Hi there, I have been researching on this natural language to SQL topic. But as seen from the SQL translate example we can pass the table schema and get the query output and it works pretty well. But what if there’s more than 100 tables ? I cannot pass it every time to the request. I have also seen that its currently not possible to train codex. If we can do this with davinci, How should I fine tune model so it remembers my schema ?. Have anyone ever done this ?.
I’m keen to know the best practise for this too. Still exploring this myself.
I have stumbled across this article, Natural Language to SQL from Scratch with Tensorflow | by Eileen Pangu | Towards Data Science
and also seen this service which has implemented this. NLSQL RPA BI | Natural Language to SQL
I’m experimenting, have some success, but I’m new to machine learning/AI, would also appreciate some guidance. The databases I would be looking at would have 100’s of tables and 1000’s of columns, I have the same issue as you with prompt lengths at the moment.
Hi @Tim007, thanks for sharing the articles. If you only have access to a Rest API, are you able to extract the desired data?
Has anyone in the OpenAI community or elsewhere found a scalable solution to handle natural language to SQL conversion with a large number of tables (more than 100) without the need to pass the entire table schema in each API request? Additionally, are there any best practices or techniques that have been identified to effectively use text-to-SQL services for large database schemas while still ensuring accurate and reliable SQL query generation without token limit exceed error?
Hi and welcome to the developer forum!
The GPT Models are stateless, meaning that they have no prior knowledge of your input, so you must include all context with every message.
Have you tried the GPT-3.5-Turbo-16K model with it’s increased context size for larger context SQL query generation?
Thank you for reaching out. In response to your query, for my situation, as my database comprises a substantial number of tables, totaling 466 in count. Furthermore, the schema itself spans an extensive 122,651 tokens, with each character considered as an individual token.
While investigating potential strategies to effectively harness the Text to SQL service for my use case, I came across examples that advocate the approach of splitting prompts into smaller chunks.
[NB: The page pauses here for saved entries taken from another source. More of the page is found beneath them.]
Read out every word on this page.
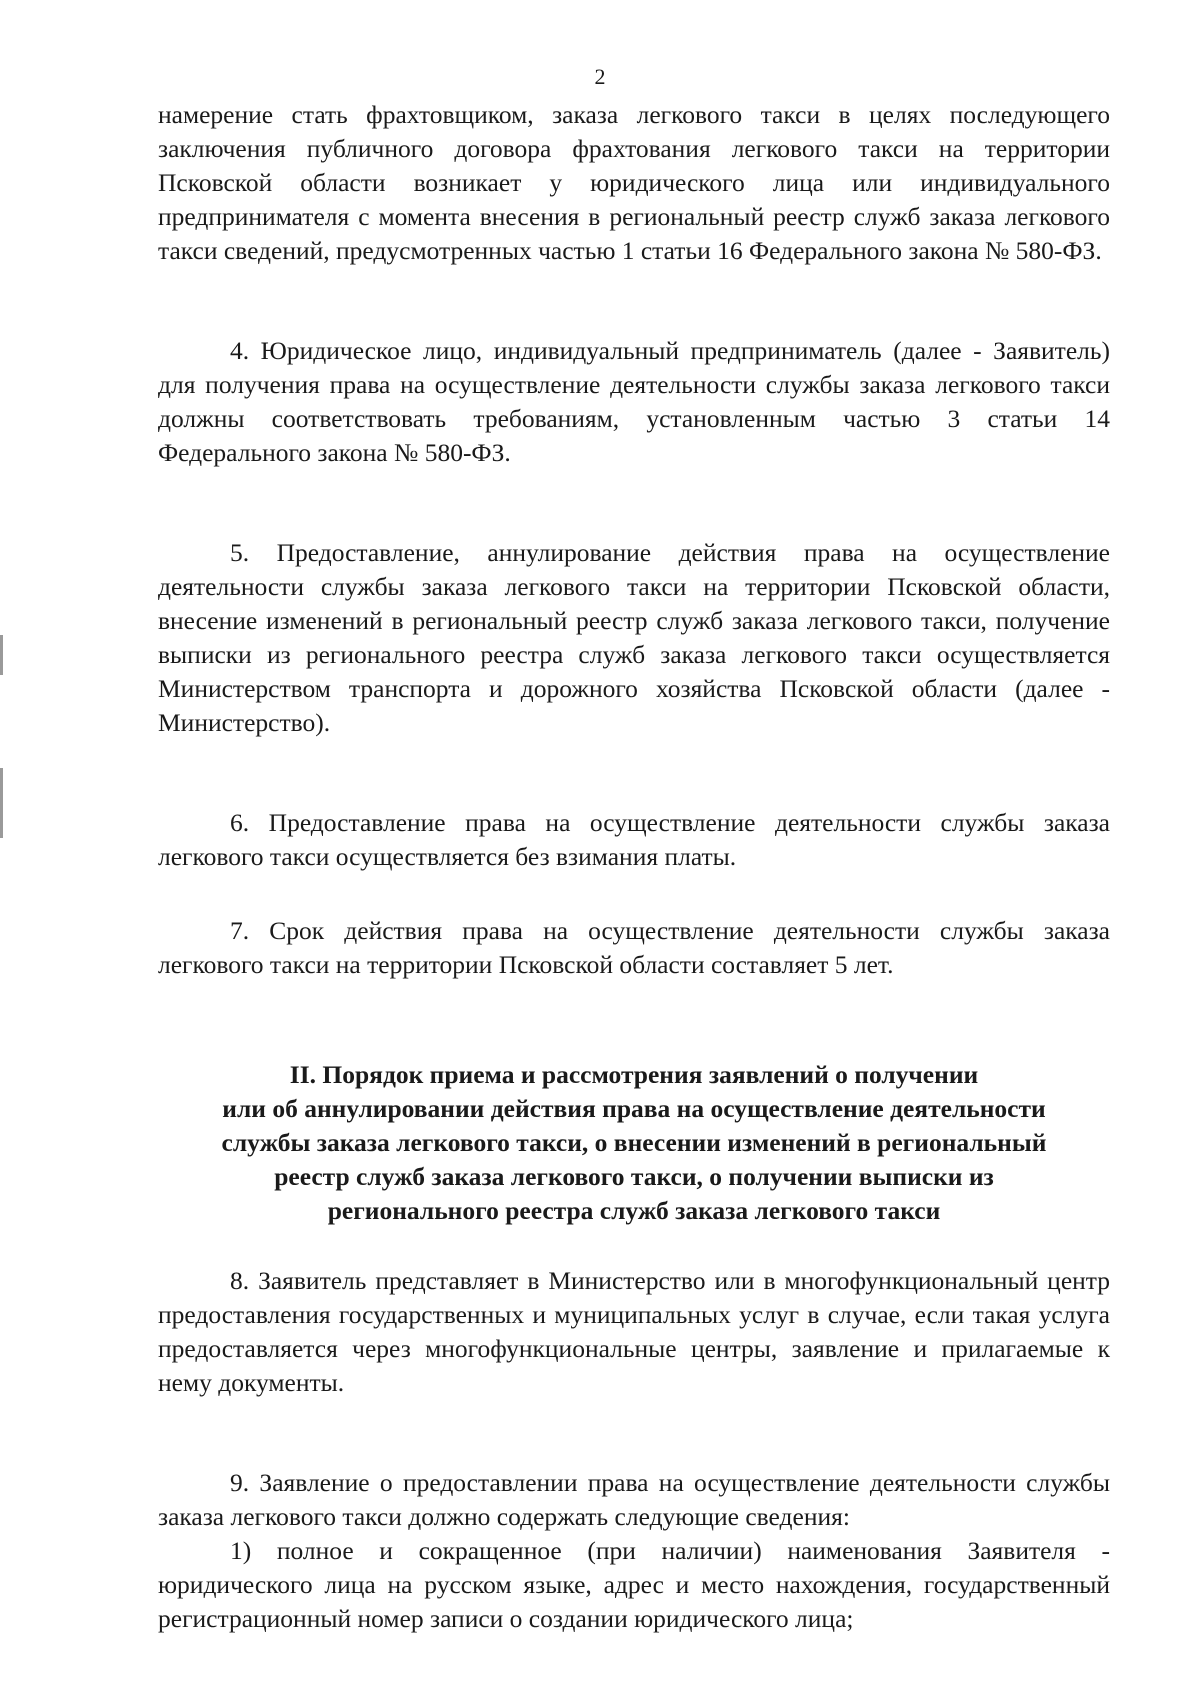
2

намерение стать фрахтовщиком, заказа легкового такси в целях последующего заключения публичного договора фрахтования легкового такси на территории Псковской области возникает у юридического лица или индивидуального предпринимателя с момента внесения в региональный реестр служб заказа легкового такси сведений, предусмотренных частью 1 статьи 16 Федерального закона № 580-ФЗ.

4. Юридическое лицо, индивидуальный предприниматель (далее - Заявитель) для получения права на осуществление деятельности службы заказа легкового такси должны соответствовать требованиям, установленным частью 3 статьи 14 Федерального закона № 580-ФЗ.

5. Предоставление, аннулирование действия права на осуществление деятельности службы заказа легкового такси на территории Псковской области, внесение изменений в региональный реестр служб заказа легкового такси, получение выписки из регионального реестра служб заказа легкового такси осуществляется Министерством транспорта и дорожного хозяйства Псковской области (далее - Министерство).

6. Предоставление права на осуществление деятельности службы заказа легкового такси осуществляется без взимания платы.

7. Срок действия права на осуществление деятельности службы заказа легкового такси на территории Псковской области составляет 5 лет.

II. Порядок приема и рассмотрения заявлений о получении
или об аннулировании действия права на осуществление деятельности
службы заказа легкового такси, о внесении изменений в региональный
реестр служб заказа легкового такси, о получении выписки из
регионального реестра служб заказа легкового такси

8. Заявитель представляет в Министерство или в многофункциональный центр предоставления государственных и муниципальных услуг в случае, если такая услуга предоставляется через многофункциональные центры, заявление и прилагаемые к нему документы.

9. Заявление о предоставлении права на осуществление деятельности службы заказа легкового такси должно содержать следующие сведения:

1) полное и сокращенное (при наличии) наименования Заявителя - юридического лица на русском языке, адрес и место нахождения, государственный регистрационный номер записи о создании юридического лица;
This method is commonly employed in text summarization tasks. However, I recognize that this approach may not seamlessly translate to the nuanced complexities of generating SQL queries. SQL queries often require a coherent and comprehensive understanding of the entire schema, including relationships and inter-dependencies between tables, which may not be optimally preserved through a simple chunking process.
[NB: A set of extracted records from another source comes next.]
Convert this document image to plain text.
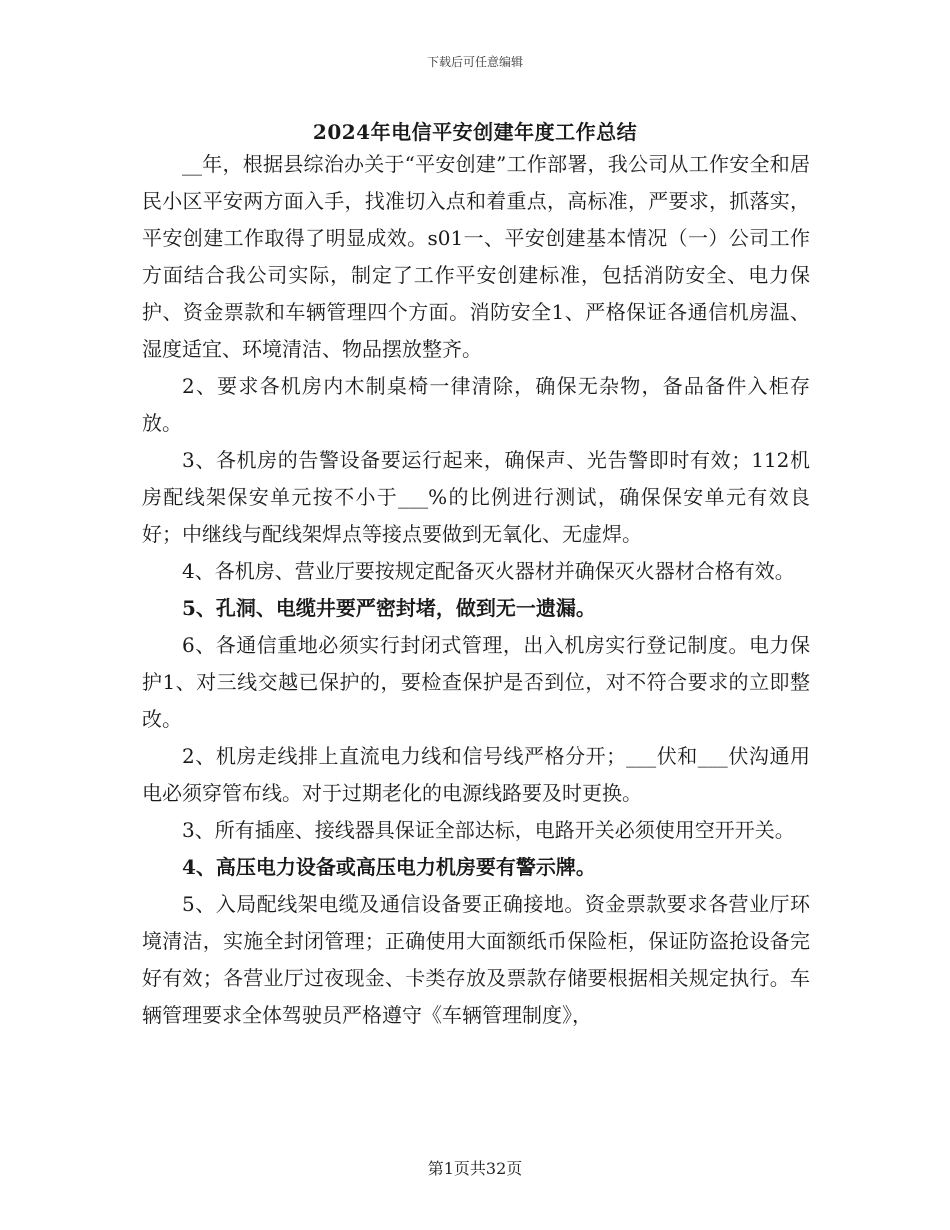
下载后可任意编辑
2024年电信平安创建年度工作总结

__年，根据县综治办关于“平安创建”工作部署，我公司从工作安全和居民小区平安两方面入手，找准切入点和着重点，高标准，严要求，抓落实，平安创建工作取得了明显成效。s01一、平安创建基本情况（一）公司工作方面结合我公司实际，制定了工作平安创建标准，包括消防安全、电力保护、资金票款和车辆管理四个方面。消防安全1、严格保证各通信机房温、湿度适宜、环境清洁、物品摆放整齐。

2、要求各机房内木制桌椅一律清除，确保无杂物，备品备件入柜存放。

3、各机房的告警设备要运行起来，确保声、光告警即时有效；112机房配线架保安单元按不小于___%的比例进行测试，确保保安单元有效良好；中继线与配线架焊点等接点要做到无氧化、无虚焊。

4、各机房、营业厅要按规定配备灭火器材并确保灭火器材合格有效。

5、孔洞、电缆井要严密封堵，做到无一遗漏。

6、各通信重地必须实行封闭式管理，出入机房实行登记制度。电力保护1、对三线交越已保护的，要检查保护是否到位，对不符合要求的立即整改。

2、机房走线排上直流电力线和信号线严格分开；___伏和___伏沟通用电必须穿管布线。对于过期老化的电源线路要及时更换。

3、所有插座、接线器具保证全部达标，电路开关必须使用空开开关。

4、高压电力设备或高压电力机房要有警示牌。

5、入局配线架电缆及通信设备要正确接地。资金票款要求各营业厅环境清洁，实施全封闭管理；正确使用大面额纸币保险柜，保证防盗抢设备完好有效；各营业厅过夜现金、卡类存放及票款存储要根据相关规定执行。车辆管理要求全体驾驶员严格遵守《车辆管理制度》，

第1页共32页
Given these considerations, I am seeking guidance on how to best leverage the Text to SQL service to accomplish my goal of generating accurate and contextually coherent SQL queries for my database with a large schema. Specifically, I am interested in understanding how to effectively structure and provide input to the model while ensuring that it comprehends the complete schema contextually.
Your expertise in this matter would be greatly appreciated. If you could share any recommended strategies, techniques, or best practices for utilizing the GPT-3.5-Turbo-16K model’s extended context for generating SQL queries in a complex schema environment, it would significantly aid me in achieving optimal results.
Maybe you can get lucky by embedding the database structure and make calls to the embedded data then?
I absolutely agree, that you won’t be able to build advanced CTEs with window functions that run in sub milli seconds over 50 tables by giving it chunks.
But I also don’t think that using automatic SQL creation on a GPT model is a way to go. Just imagine someone inception prompt injects a drop table…
Maybe using it to create hundrets of endpoints with a specific task and checking the SQLs manually is a way to go. But never let a model create SQL to run on a database.
I completely agree with your statement. I think embedding the database structure would be a good idea to start. Will try that. Thank you!
SQL is structured enough that you can pre-check it before running it.
You could also run it on a connection with read-only permissions.
These are general recommendations that are a good idea even if NOT using a model, btw
Where is this example, please?
Update: Never mind. Found it: OpenAI Platform
Yeah but you can down a db with a Select as well.
Mulitiple level of subselects with cartesian products and your database might be gone for good… You can also let it do some evil calculations and stuff.
Somewhat off topic at this point, but if you’re generating SQL using an LLM and are concerned with management of the queries generated:
- Most databases let you specify how many resources (memory, CPU, locks) a particular query gets to use, so it can’t lock out all other queries.
- If you’re using a database in production for OLTP, you probably already have timeouts for queries, and a separate analytics replica for long-running queries and OLAP.
- And if you’re really modern, you use something like Snowflake that lets you spin up an entirely separate database service (warehouse) running on the same data, so you can totally isolate your workload.